Given that your organization is making this investment in you, would you say that you’re more likely to pursue career growth within the organization rather than looking elsewhere?
I actually own 20% of the company, and my dad owns the other 20% of the company, with the final third being owned by investors. So I’m here no matter what! Still, if this wasn’t the case and I was looking for a position at another company and they offered me training of the stature, I would take it in a heartbeat. As Buddy Hobart calls it, “hitching your wagon to a strong horse,” is something Millennials are apt to do. We want something more out of a job than just showing up everyday.
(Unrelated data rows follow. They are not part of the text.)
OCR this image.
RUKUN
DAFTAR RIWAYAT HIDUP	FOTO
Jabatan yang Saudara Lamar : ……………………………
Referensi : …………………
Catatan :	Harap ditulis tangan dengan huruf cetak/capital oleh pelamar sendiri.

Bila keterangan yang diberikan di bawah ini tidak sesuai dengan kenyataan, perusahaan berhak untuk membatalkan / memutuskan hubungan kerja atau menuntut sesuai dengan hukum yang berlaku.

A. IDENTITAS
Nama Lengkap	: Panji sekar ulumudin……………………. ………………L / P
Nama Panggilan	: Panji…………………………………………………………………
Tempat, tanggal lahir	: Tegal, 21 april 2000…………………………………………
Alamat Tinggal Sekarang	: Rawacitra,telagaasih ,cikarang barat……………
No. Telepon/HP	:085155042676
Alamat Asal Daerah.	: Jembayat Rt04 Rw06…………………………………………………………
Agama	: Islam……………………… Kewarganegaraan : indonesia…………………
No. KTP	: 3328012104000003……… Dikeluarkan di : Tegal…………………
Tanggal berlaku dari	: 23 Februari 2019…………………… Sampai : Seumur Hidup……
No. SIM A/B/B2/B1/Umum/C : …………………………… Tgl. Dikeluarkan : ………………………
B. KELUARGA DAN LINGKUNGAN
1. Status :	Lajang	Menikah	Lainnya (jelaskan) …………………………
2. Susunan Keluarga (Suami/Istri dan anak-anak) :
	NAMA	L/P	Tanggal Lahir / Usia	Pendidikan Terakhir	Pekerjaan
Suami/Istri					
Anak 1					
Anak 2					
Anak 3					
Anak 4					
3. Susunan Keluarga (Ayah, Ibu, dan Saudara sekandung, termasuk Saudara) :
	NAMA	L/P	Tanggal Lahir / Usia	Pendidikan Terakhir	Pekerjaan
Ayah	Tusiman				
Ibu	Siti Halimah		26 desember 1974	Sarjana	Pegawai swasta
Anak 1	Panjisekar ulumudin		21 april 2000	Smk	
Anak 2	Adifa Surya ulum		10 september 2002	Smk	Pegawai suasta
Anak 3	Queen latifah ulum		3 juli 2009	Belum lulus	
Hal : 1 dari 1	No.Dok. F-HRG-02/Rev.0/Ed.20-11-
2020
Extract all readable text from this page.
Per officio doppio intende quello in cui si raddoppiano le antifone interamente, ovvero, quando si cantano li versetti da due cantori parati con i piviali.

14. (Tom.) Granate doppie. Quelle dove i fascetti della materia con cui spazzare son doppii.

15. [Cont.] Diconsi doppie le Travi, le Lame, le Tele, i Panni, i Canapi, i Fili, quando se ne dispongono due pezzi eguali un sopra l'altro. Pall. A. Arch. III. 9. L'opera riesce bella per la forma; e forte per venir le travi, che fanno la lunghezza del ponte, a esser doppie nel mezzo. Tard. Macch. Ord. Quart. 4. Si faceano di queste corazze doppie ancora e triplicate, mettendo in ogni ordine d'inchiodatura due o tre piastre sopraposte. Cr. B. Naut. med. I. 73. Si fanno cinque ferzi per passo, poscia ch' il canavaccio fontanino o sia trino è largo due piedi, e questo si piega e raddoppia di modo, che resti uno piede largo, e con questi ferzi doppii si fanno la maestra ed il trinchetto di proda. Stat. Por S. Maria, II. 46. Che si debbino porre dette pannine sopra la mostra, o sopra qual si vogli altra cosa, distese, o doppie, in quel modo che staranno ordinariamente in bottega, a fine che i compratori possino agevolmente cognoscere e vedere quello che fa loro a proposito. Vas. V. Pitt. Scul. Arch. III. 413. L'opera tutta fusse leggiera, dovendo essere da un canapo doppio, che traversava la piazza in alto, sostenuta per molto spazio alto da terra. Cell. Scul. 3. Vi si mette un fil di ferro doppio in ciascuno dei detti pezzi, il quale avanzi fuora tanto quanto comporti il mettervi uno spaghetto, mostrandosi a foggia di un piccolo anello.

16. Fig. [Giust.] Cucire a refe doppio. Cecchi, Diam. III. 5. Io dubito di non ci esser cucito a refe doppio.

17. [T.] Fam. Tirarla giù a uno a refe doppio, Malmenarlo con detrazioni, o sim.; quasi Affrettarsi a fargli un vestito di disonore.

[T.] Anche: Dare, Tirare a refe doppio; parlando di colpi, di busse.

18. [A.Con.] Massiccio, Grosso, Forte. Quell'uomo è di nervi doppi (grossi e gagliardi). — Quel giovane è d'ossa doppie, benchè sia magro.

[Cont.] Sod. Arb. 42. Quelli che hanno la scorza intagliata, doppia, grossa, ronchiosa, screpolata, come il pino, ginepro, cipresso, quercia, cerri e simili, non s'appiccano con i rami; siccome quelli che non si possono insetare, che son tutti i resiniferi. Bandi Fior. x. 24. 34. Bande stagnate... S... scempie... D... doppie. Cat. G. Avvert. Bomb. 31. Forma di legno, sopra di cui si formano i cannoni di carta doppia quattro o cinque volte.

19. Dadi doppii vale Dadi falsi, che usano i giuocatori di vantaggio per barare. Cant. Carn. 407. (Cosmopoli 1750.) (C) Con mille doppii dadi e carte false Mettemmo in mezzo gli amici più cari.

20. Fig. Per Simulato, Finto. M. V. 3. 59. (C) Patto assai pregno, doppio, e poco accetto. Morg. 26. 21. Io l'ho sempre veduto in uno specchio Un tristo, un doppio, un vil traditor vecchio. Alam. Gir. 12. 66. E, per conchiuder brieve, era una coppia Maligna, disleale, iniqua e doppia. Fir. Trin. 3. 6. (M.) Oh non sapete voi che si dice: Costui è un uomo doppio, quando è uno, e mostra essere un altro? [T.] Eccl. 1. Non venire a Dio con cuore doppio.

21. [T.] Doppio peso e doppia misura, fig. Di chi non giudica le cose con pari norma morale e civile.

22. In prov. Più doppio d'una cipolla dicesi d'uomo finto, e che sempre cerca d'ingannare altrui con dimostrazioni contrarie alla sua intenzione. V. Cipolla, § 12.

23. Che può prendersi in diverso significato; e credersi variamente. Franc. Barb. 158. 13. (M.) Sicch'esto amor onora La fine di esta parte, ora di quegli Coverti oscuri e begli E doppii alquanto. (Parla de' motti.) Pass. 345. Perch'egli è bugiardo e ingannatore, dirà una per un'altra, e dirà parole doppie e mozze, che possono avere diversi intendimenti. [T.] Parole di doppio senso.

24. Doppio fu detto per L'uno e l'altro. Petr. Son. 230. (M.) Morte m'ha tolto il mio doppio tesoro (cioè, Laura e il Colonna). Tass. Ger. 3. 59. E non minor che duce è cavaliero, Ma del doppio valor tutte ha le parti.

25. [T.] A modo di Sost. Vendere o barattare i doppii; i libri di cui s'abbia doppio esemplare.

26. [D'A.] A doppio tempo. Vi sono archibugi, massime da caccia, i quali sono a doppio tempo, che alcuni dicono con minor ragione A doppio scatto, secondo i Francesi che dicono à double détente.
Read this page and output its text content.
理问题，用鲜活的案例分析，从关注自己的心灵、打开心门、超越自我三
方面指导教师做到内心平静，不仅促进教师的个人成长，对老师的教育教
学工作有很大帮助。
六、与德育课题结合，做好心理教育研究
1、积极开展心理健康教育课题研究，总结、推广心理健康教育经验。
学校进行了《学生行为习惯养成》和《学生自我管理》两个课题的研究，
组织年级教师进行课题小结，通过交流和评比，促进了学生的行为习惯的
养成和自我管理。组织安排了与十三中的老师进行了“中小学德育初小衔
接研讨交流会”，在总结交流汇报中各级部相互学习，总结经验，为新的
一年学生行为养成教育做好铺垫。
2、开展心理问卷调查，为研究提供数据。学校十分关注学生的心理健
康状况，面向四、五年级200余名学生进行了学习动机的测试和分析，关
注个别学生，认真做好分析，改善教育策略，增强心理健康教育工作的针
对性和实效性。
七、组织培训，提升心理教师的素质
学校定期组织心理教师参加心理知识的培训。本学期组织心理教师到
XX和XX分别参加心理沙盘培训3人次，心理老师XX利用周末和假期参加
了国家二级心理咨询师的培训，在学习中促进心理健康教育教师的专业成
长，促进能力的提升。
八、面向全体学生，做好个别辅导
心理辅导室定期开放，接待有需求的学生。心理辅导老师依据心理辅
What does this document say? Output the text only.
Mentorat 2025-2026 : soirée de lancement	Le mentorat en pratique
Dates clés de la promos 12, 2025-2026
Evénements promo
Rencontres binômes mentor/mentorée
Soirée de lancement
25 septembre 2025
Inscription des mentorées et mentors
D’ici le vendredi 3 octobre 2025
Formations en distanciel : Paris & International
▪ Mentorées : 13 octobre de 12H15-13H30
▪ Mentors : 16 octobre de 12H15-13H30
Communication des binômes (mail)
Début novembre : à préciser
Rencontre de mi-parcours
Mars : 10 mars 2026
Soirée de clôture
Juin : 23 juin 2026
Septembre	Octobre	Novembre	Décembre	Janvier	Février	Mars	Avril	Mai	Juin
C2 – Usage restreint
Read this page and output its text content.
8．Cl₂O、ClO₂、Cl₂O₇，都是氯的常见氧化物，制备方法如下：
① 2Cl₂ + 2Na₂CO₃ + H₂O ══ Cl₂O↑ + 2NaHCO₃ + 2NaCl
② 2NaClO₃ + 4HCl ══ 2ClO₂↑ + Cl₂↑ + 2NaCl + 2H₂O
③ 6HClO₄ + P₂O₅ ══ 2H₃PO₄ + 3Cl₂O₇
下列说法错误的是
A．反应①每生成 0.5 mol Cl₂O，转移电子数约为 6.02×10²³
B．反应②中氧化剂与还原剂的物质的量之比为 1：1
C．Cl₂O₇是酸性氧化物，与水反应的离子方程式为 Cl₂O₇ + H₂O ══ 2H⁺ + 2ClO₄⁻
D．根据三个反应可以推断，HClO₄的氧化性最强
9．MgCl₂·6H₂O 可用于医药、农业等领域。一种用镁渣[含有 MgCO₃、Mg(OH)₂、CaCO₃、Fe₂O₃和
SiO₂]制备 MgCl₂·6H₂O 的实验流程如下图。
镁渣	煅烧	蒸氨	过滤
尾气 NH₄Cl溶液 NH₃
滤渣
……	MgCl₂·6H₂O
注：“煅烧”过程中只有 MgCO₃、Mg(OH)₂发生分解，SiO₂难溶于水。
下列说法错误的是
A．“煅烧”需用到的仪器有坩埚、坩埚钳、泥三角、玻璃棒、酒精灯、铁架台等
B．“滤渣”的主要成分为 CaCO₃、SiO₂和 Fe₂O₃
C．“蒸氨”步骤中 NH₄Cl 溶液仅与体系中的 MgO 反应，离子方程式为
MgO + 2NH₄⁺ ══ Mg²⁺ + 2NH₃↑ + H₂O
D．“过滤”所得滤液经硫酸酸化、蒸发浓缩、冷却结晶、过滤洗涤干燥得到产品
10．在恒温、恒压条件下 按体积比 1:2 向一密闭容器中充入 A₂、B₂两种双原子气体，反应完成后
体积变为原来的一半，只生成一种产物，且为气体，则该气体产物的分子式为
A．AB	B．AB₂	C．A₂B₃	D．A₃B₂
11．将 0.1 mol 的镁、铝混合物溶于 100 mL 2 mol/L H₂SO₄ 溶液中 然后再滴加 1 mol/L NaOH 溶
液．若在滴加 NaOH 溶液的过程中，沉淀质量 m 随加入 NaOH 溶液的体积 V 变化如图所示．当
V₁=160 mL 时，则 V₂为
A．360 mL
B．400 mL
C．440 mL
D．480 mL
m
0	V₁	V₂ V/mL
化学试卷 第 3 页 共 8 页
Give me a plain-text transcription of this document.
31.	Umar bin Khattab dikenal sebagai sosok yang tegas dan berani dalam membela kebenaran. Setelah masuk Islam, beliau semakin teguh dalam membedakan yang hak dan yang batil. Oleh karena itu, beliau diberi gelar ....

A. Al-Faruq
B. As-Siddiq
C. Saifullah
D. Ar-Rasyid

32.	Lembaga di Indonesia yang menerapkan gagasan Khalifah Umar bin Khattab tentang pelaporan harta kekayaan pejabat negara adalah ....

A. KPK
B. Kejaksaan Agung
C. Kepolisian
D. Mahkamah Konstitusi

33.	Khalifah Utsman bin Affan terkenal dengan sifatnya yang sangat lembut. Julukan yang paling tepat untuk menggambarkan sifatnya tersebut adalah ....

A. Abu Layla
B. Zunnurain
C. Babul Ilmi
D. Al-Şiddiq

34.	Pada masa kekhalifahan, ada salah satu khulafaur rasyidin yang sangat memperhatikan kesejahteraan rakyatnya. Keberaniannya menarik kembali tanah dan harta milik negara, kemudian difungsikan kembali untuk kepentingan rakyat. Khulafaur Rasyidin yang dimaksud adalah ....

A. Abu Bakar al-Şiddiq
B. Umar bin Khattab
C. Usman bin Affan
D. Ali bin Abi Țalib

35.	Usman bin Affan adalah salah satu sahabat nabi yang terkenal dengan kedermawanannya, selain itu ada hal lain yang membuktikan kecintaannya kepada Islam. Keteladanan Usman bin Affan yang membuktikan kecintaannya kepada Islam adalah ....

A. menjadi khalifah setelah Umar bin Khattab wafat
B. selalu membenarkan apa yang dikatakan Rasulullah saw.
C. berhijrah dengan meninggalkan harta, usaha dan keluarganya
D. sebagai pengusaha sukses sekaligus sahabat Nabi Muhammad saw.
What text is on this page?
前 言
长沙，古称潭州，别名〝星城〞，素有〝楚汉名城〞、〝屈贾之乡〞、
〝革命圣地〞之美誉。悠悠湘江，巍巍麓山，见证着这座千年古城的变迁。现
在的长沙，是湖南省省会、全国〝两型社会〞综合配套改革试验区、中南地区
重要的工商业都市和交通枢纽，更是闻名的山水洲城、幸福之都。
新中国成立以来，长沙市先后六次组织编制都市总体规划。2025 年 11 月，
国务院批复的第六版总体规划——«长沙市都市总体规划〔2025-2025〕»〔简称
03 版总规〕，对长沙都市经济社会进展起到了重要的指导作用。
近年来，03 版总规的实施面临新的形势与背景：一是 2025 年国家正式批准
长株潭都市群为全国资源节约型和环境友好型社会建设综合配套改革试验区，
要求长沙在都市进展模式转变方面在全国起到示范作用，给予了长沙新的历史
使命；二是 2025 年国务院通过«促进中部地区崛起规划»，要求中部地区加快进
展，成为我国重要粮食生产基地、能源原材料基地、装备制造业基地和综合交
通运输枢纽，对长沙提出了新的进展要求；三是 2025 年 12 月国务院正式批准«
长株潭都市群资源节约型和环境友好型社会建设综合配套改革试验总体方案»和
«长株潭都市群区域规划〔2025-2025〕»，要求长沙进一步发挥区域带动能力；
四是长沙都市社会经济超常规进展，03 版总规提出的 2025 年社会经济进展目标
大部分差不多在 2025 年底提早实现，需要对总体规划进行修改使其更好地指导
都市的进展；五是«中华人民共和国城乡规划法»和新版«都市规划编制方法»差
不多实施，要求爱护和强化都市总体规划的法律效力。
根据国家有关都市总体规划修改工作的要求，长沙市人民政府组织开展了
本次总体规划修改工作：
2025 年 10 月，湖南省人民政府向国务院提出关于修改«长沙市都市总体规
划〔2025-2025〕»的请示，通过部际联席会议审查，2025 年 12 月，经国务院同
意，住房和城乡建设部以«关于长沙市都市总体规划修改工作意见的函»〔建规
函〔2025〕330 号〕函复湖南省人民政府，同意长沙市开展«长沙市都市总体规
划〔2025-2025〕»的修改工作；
The Next Leader Now program is that “something” we are attracted to!
One of the early exercises in the program is developing a personal vision that guides your overall personal strategic plan. What impact do you think Next Leader Now has had and will have on your ability to achieve that vision?
This is one of the aspects of Next Leader Now that has been extremely beneficial. Having a personal vision helps me to define what I want to accomplish at Aeroform. As an owner of the business, I create my own value here. I have to have a specific set of goals or there will be no goals for me to attain. This part of the program gave me the ability to visualize and verbalize my goals with my Solutions 21 Coach, Ed Vahola, and helped me realize how undefined our goals as a company actually were. Through brainstorming the things that were important to me personally and important to the company, I was able to establish a structure for attacking and attaining real-world, actionable goals through my work with Ed, which is something that has never been done before.
What would you say is the secret sauce of Next Leader Now and why?
For me, the secret sauce of Next Leader Now is two-fold. The first is the quality of the people. I get a lot out of my one-on-one coaching sessions with Ed since I’m the kind of person who likes to sit down, talk, and bounce ideas off of someone I hold in high regard. Ed has been this type of coach to me. In fact, all of the coaches at Solutions 21 are high caliber. Between Tyler, Rob, and Ed, the coaching team in Next Leader Now applies all aspects of the program in a customizable fashion and with outstanding professionalism. They are extremely knowledgeable and actually want to help you to succeed.
The other, for me, is the DiSC assessment. I’ve completed various personality-type assessments in my career, but nothing compares to both the DiSC assessment and the breakdown that comes with it. I’ve never been a part of an assessment with such detail-oriented follow through. The DiSC assessment is a core aspect of Next Leader Now and while I consider myself a pretty self-aware person, it definitely surprised me with how much light it shed on all of the dynamics within my workplace, friendships, and relationships outside of work. It’s a great tool.
If you could bust one myth about Millennials, what would it be?
This is the tough part! (Laughs)
Millennials are not trying to take anyone’s job. They understand that their superiors worked extremely hard and put in the years to get where they are. So, while there is this stigma that Millennials think that they should have c-suite jobs without putting in any work, it’s simply not true. Millennials want to advance. Yes. Millennials are hungry. Yes. But Millennials are capable of creating value for themselves in their current roles without “cannibalizing” their superiors. They don’t want to steal your jobs! They just want the same success that their superiors have achieved. They want to find a way to become as valuable as those that are in superior roles.